Mantashe was quoted by BusinessLive on November 8 of likening the continued failings at Eskom to an attempted coup of his government. “By not attending to load-shedding Eskom is agitating to overthrow the state,” he said.
“It was absolutely unfair and uncalled for to use that type of language,” said Gordhan who added De Ruyter had sought to deliver Eskom “out of this mess”. Gordhan said Eskom’s problems had their roots “long before 2019”. De Ruyter was appointed in 2020.

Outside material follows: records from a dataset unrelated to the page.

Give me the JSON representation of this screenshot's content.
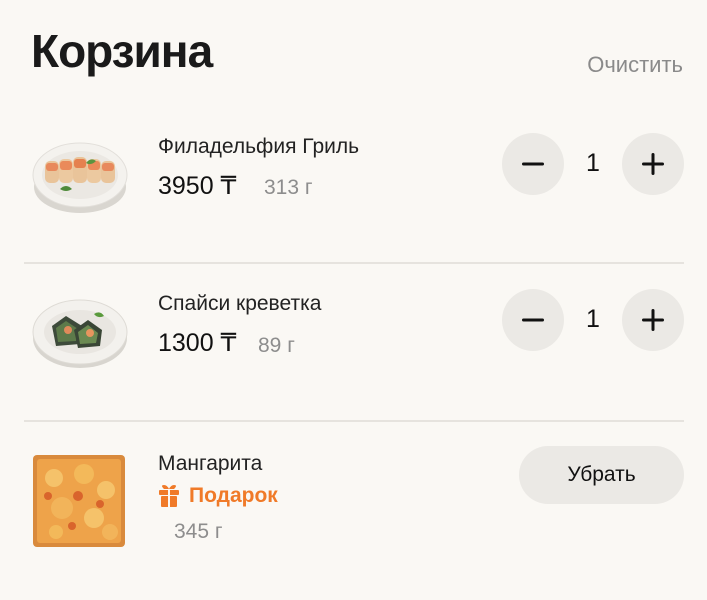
{
  "header": {
    "title": "Корзина",
    "clear_label": "Очистить"
  },
  "items": [
    {
      "name": "Филадельфия Гриль",
      "price": "3950 ₸",
      "weight": "313 г",
      "quantity": "1",
      "image": "sushi-rolls-plate"
    },
    {
      "name": "Спайси креветка",
      "price": "1300 ₸",
      "weight": "89 г",
      "quantity": "1",
      "image": "shrimp-sushi-plate"
    },
    {
      "name": "Мангарита",
      "gift_label": "Подарок",
      "weight": "345 г",
      "remove_label": "Убрать",
      "image": "square-pizza"
    }
  ],
  "colors": {
    "accent": "#f07a28",
    "background": "#faf8f4",
    "button_bg": "#ebe9e5",
    "muted_text": "#8d8d8d"
  }
}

Asked why he didn’t make these sentiments public at the time of Mantashe’s comments, Gordhan replied: “One doesn’t have to have public spats or differences in order to discourage any in cabinet, or outside, from making statements that are unhelpful at a time when we need to engenger confidence in the institution and government itself.
“People have a different style and I can also assure you Mr Mantashe doesn’t want anyone to be scared of him”.

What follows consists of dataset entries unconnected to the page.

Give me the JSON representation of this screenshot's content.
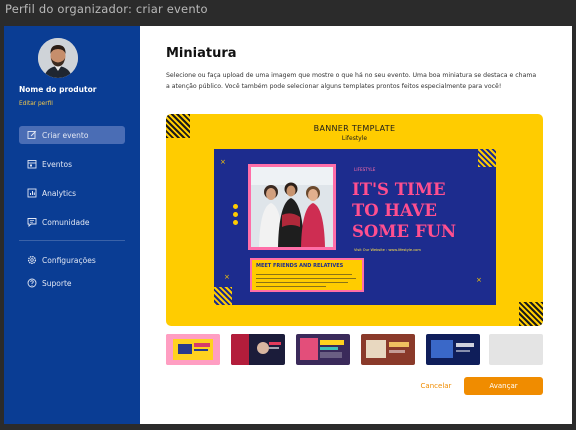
{
  "window": {
    "caption": "Perfil do organizador: criar evento"
  },
  "sidebar": {
    "producer_name": "Nome do produtor",
    "edit_profile_label": "Editar perfil",
    "items": [
      {
        "label": "Criar evento",
        "icon": "edit-icon",
        "active": true
      },
      {
        "label": "Eventos",
        "icon": "calendar-icon",
        "active": false
      },
      {
        "label": "Analytics",
        "icon": "chart-icon",
        "active": false
      },
      {
        "label": "Comunidade",
        "icon": "chat-icon",
        "active": false
      },
      {
        "label": "Configurações",
        "icon": "gear-icon",
        "active": false
      },
      {
        "label": "Suporte",
        "icon": "help-icon",
        "active": false
      }
    ]
  },
  "main": {
    "title": "Miniatura",
    "description": "Selecione ou faça upload de uma imagem que mostre o que há no seu evento. Uma boa miniatura se destaca e chama a atenção público. Você também pode selecionar alguns templates prontos feitos especialmente para você!",
    "preview": {
      "heading": "BANNER TEMPLATE",
      "subheading": "Lifestyle",
      "brand_tag": "LIFESTYLE",
      "headline_lines": [
        "IT'S TIME",
        "TO HAVE",
        "SOME FUN"
      ],
      "website": "Visit Our Website : www.lifestyle.com",
      "meet_title": "MEET FRIENDS AND RELATIVES"
    },
    "thumbnails": [
      {
        "name": "template-welcome",
        "selected": true
      },
      {
        "name": "template-lifestyle-red"
      },
      {
        "name": "template-welcome-dark"
      },
      {
        "name": "template-sale-brown"
      },
      {
        "name": "template-navy"
      },
      {
        "name": "template-empty"
      }
    ],
    "actions": {
      "cancel_label": "Cancelar",
      "next_label": "Avançar"
    }
  },
  "colors": {
    "sidebar_bg": "#0a3d94",
    "accent_orange": "#f08c00",
    "preview_yellow": "#ffcc00",
    "card_navy": "#1d2c8e",
    "pink": "#ff4f8f"
  }
}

He added: “The country is definitely frustrated with loadshedding, you have got to concede that. Business is upset with loadshedding”.
Mantashe’s comments, which were not defended publicly by Gordhan or President Cyril Ramaphosa, are thought to be behind De Ruyter’s decision to “step back” from Eskom.
De Ruyter clarified today, however, that he would stay on until end-March and then work a further two months in terms of his notice period.
He was not immediately stepping in to another role. “I intend to spend time with my family who have not seen much of me over the last three years,” he said. De Ruyter described his position at Eskom as “untenable”.